Um bom Plano de Gestão de Dados (PGD) te força a responder perguntas essenciais:

  • Que tipos de dados vou gerar? (e.g., entrevistas, planilhas, imagens)
  • Em que formatos eles estarão? (.docx, .csv, .jpg)
  • Qual será o volume estimado de dados?

Organização Prática

  • Nomenclatura: Use convenções claras, ex: entrevista_participante01_v01.docx.
  • Regra 3-2-1 de Backup: - 3 cópias dos dados.
    • 2 mídias diferentes.
    • 1 cópia em local externo (nuvem ou outro prédio).

2. Coletar: Trazendo a Teoria para a Realidade

A fase de coleta é a materialização do planejado. O objetivo é garantir que os dados sejam gerados de forma organizada, minimizando o retrabalho.

  • Pesquisa Qualitativa: Transcrição de entrevistas, registro de formatos (.docx) e metadados.
  • Pesquisa Quantitativa: Exportação de dados brutos de questionários (ex: .csv).

A tabela criada no planejamento torna-se seu checklist diário para registrar o tipo, formato e volume dos arquivos gerados.


3. Processar: Organizando o Caos em Informação

Aqui, os dados brutos são transformados em informações limpas e estruturadas.

Ações Principais:

  • Anonimização: Remoção de informações sensíveis (nomes, CPFs) para proteção da privacidade.
  • Limpeza de Dados: Padronização de respostas (ex: “Sim” vs “sim”) e tratamento de valores ausentes.
  • Categorização: Análise temática e rotulação de dados qualitativos.

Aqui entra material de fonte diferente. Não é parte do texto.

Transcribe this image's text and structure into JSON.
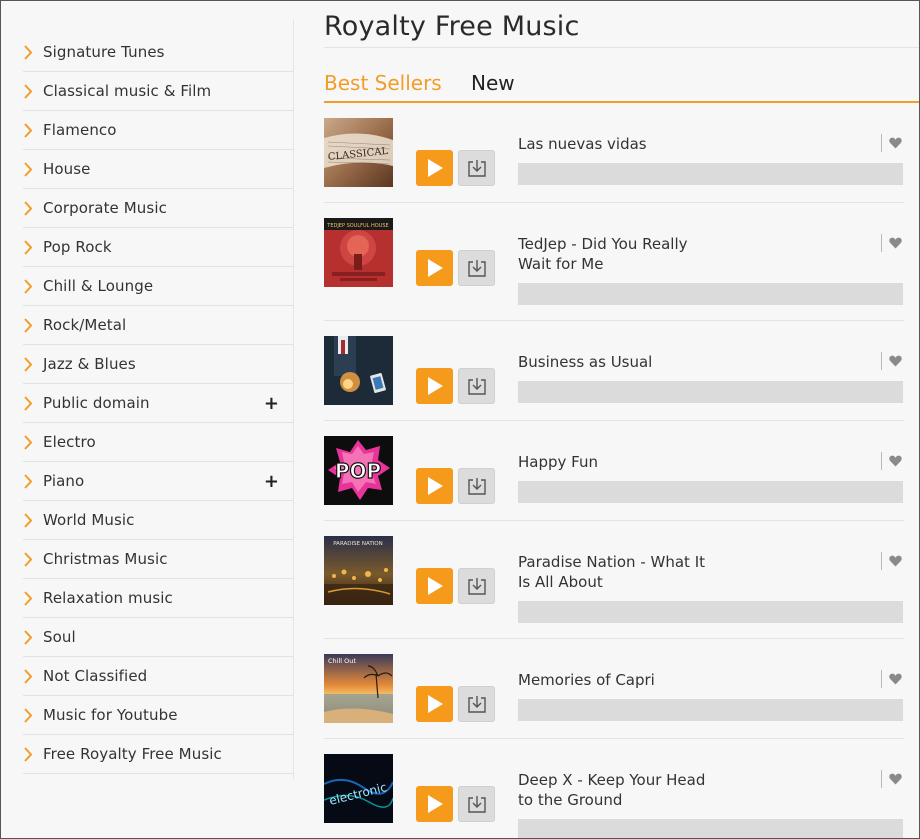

4. Preservar: Garantindo a Longevidade da Sua Pesquisa

A preservação foca em manter os dados acessíveis e íntegros por muitos anos.

Pilares da Preservação:

  1. Documentação: Arquivos README.txt ou Dicionários de Dados que explicam o conteúdo.
  2. Formatos Abertos: Migrar de formatos proprietários (.xlsx) para abertos (.csv) para evitar obsolescência tecnológica.
  3. Repositórios Institucionais: Depositar dados em locais seguros (ex: Repositórios de Universidades, Zenodo) em vez de apenas HDs externos.

5. Compartilhar: Abrindo as Portas para a Ciência Aberta

Compartilhar aumenta o impacto do seu trabalho. Para isso, os dados devem seguir os Princípios FAIR:

PrincípioDescriçãoFerramenta/Ação
Findable (Encontrável)Devem ser facilmente achados por humanos e máquinas.Uso de DOI (Digital Object Identifier).
Accessible (Acessível)Devem estar disponíveis em repositórios públicos.Acesso Aberto (Open Access).
Interoperable (Interoperável)Devem “conversar” com outros sistemas.Uso de formatos abertos e metadados padrão.
Reusable (Reutilizável)Devem ter licenças claras de uso.Licenças Creative Commons (ex: CC BY).

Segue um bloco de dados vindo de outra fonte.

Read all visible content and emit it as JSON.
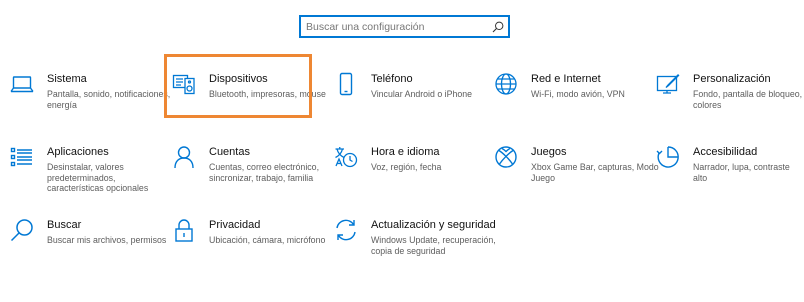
{
  "search": {
    "placeholder": "Buscar una configuración",
    "icon": "search-icon"
  },
  "accent_color": "#0078d4",
  "highlight_color": "#ee8733",
  "categories": [
    {
      "title": "Sistema",
      "desc": [
        "Pantalla, sonido, notificaciones,",
        "energía"
      ],
      "icon": "laptop-icon"
    },
    {
      "title": "Dispositivos",
      "desc": [
        "Bluetooth, impresoras, mouse"
      ],
      "icon": "devices-icon",
      "highlighted": true
    },
    {
      "title": "Teléfono",
      "desc": [
        "Vincular Android o iPhone"
      ],
      "icon": "phone-icon"
    },
    {
      "title": "Red e Internet",
      "desc": [
        "Wi-Fi, modo avión, VPN"
      ],
      "icon": "globe-icon"
    },
    {
      "title": "Personalización",
      "desc": [
        "Fondo, pantalla de bloqueo,",
        "colores"
      ],
      "icon": "personalization-icon"
    },
    {
      "title": "Aplicaciones",
      "desc": [
        "Desinstalar, valores",
        "predeterminados,",
        "características opcionales"
      ],
      "icon": "apps-list-icon"
    },
    {
      "title": "Cuentas",
      "desc": [
        "Cuentas, correo electrónico,",
        "sincronizar, trabajo, familia"
      ],
      "icon": "person-icon"
    },
    {
      "title": "Hora e idioma",
      "desc": [
        "Voz, región, fecha"
      ],
      "icon": "time-language-icon"
    },
    {
      "title": "Juegos",
      "desc": [
        "Xbox Game Bar, capturas, Modo",
        "Juego"
      ],
      "icon": "xbox-icon"
    },
    {
      "title": "Accesibilidad",
      "desc": [
        "Narrador, lupa, contraste alto"
      ],
      "icon": "accessibility-icon"
    },
    {
      "title": "Buscar",
      "desc": [
        "Buscar mis archivos, permisos"
      ],
      "icon": "search-icon"
    },
    {
      "title": "Privacidad",
      "desc": [
        "Ubicación, cámara, micrófono"
      ],
      "icon": "lock-icon"
    },
    {
      "title": "Actualización y seguridad",
      "desc": [
        "Windows Update, recuperación,",
        "copia de seguridad"
      ],
      "icon": "update-icon"
    }
  ]
}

6. Reutilizar: O Verdadeiro Legado da Pesquisa

A reutilização fecha o ciclo. Dados bem geridos permitem que:

  • Você mesmo retome a pesquisa anos depois sem dificuldades.
  • Outros pesquisadores validem seus resultados.
  • A ciência avance através de metanálises e novas descobertas baseadas em dados existentes.

Guia de Formatos de Arquivo

Abaixo, os formatos mais indicados para cada necessidade na gestão de dados:

1. Texto e Documentação

  • .txt (Plain Text): Ideal para README e anotações simples. Alta preservação.
  • .docx (MS Word): Uso cotidiano. Para arquivamento, prefira converter para .pdf/A ou .odt.
  • .pdf/A: Versão específica para arquivamento e preservação digital.

2. Planilhas e Dados Estruturados

  • .csv: O padrão ouro para intercâmbio de dados brutos. Universal.
  • .xlsx: Ótimo para análise e fórmulas, mas deve ser exportado para .csv para compartilhamento.

3. Imagem e Gráficos

  • .jpg: Fotografias (compressão com perda).
  • .png: Gráficos e logos (sem perda, suporta transparência).
  • .tiff: Alta qualidade para preservação e impressão.
  • .svg: Imagens vetoriais (infográficos) que não perdem qualidade ao ampliar.

4. Áudio e Vídeo

  • .wav: Áudio sem compressão (alta fidelidade para transcrições).
  • .mp3: Distribuição e consumo rápido.
  • .mp4: Formato universal para vídeos.

5. Código e Dados de Sistemas

  • .json / .xml: Troca de dados entre sistemas e armazenamento de dados complexos.
  • .zip / .rar: Agrupamento de pacotes de dados para facilitar o download.